まんが甲子園初出場、 アツイ創作の夏 神奈川県立厚木東高校 アニメーション漫画研究部(厚木市)

梅雨が明け一転猛暑となった過日、部活動に励む生徒たちの声が校舎内外で響く、厚木東高校を訪問した。
4階の教室では、アニメーション漫画研究部の1年生メンバーがディスカッションに集中していた。相原麻(ま)佑(ゆ)さん(1年・厚木市立睦合中学校出身)と内山理(り)咲子(さこ)さん(1年・海老名市立海西中学校出身)に話しを聞いた。

2021年に入部した1年生は5人。顧問の木目田美咲先生に勧められ「まんが甲子園予選」に応募し、見事全国大会本選への出場を決めたという。同校は過去2回参加しているが、本選へは初出場となった。予選では「在宅○○」をテーマに、1ページのイラストで表現した。

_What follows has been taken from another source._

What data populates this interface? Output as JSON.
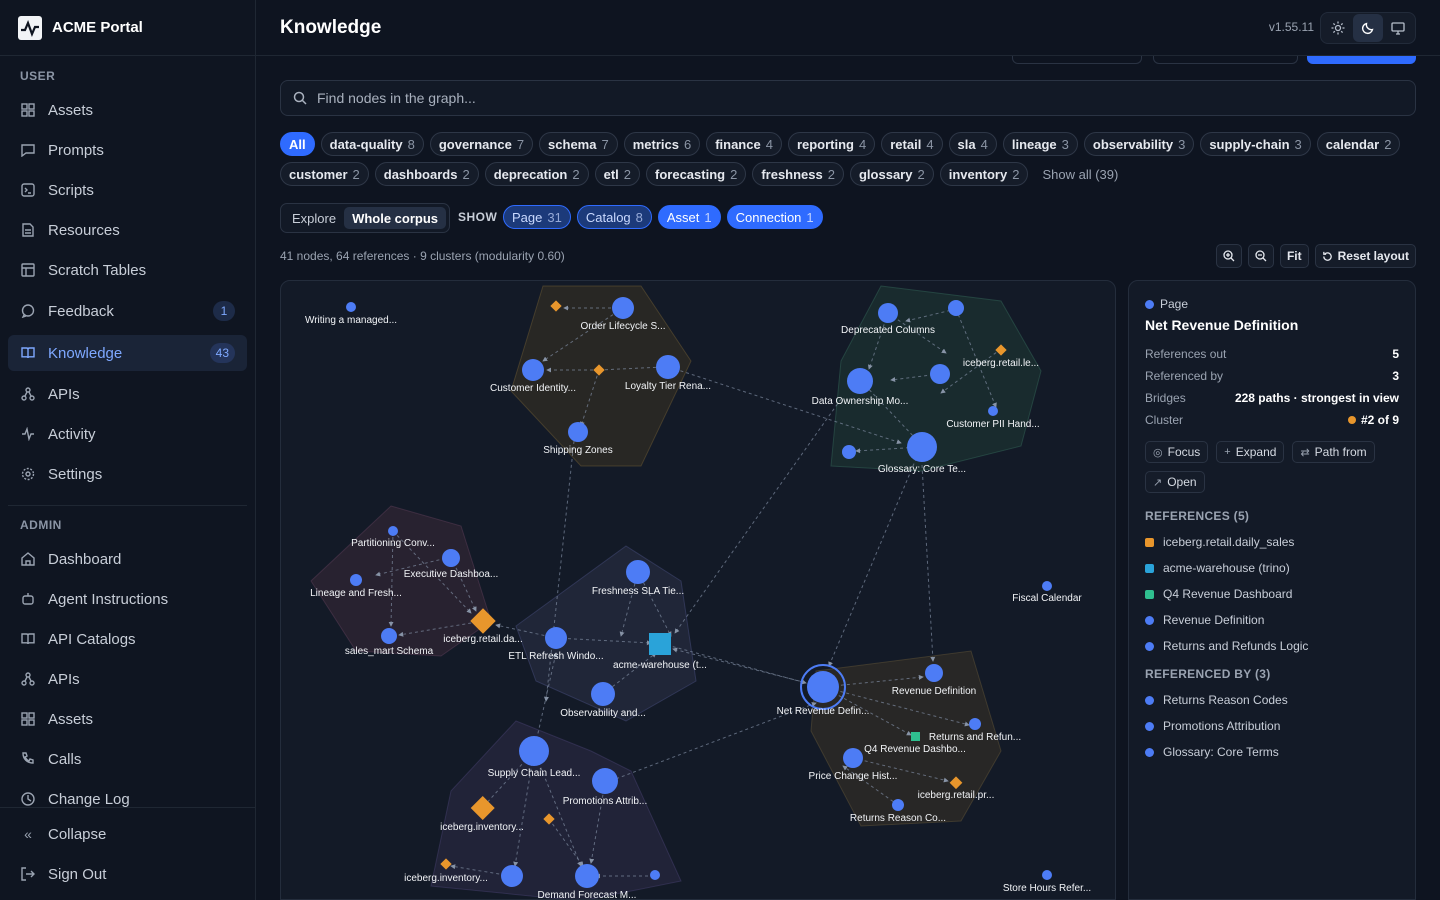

出来上がった作品は「在宅ムシ」と名づけられ、イソップ童話『アリとキリギリス』をモチーフに、コロナ禍の緊急宣言下で、在宅しているムシと在宅を無視しているムシを5人で描き分けた。「デジタルイラストの参加作品が多い中、本校の作品はすべて手書き。自信はなかったけれど、評価されてうれしい」と相原さんと内山さんは話す。
              予選を通過した作品「在宅ムシ」

本選では「アナザーオリンピック」「聖地巡礼」など5つのテーマが提示され、審査当日にその中の1つのテーマについて時間内に創作するという課題に取り組む。現在は、5つのテーマ各々をマッピングしながら、アイデアを詰めて具体的な表現に落とし込んでいる。

「5人が何でも言い合え、納得いくまでブレストし仕上げていくので、毎日がとても楽しい」と2人は声を揃えた。ふだんは週3回の活動日に絵を描いたり、好きなアニメやゲームの話をし、部誌を発行している。今年の夏は先輩たちも刺激を受け、惜しみなく助言し、1年生のまんが甲子園出場を応援する。高校のモットーである「厚木東でチャレンジ」をそのまま体現しているようだ。

木目田先生は「生徒たちにとって、好きなことを好きと言える部の雰囲気がいいのでしょう。まんが甲子園出場は、大きな活力となり自信につながりました」と話している。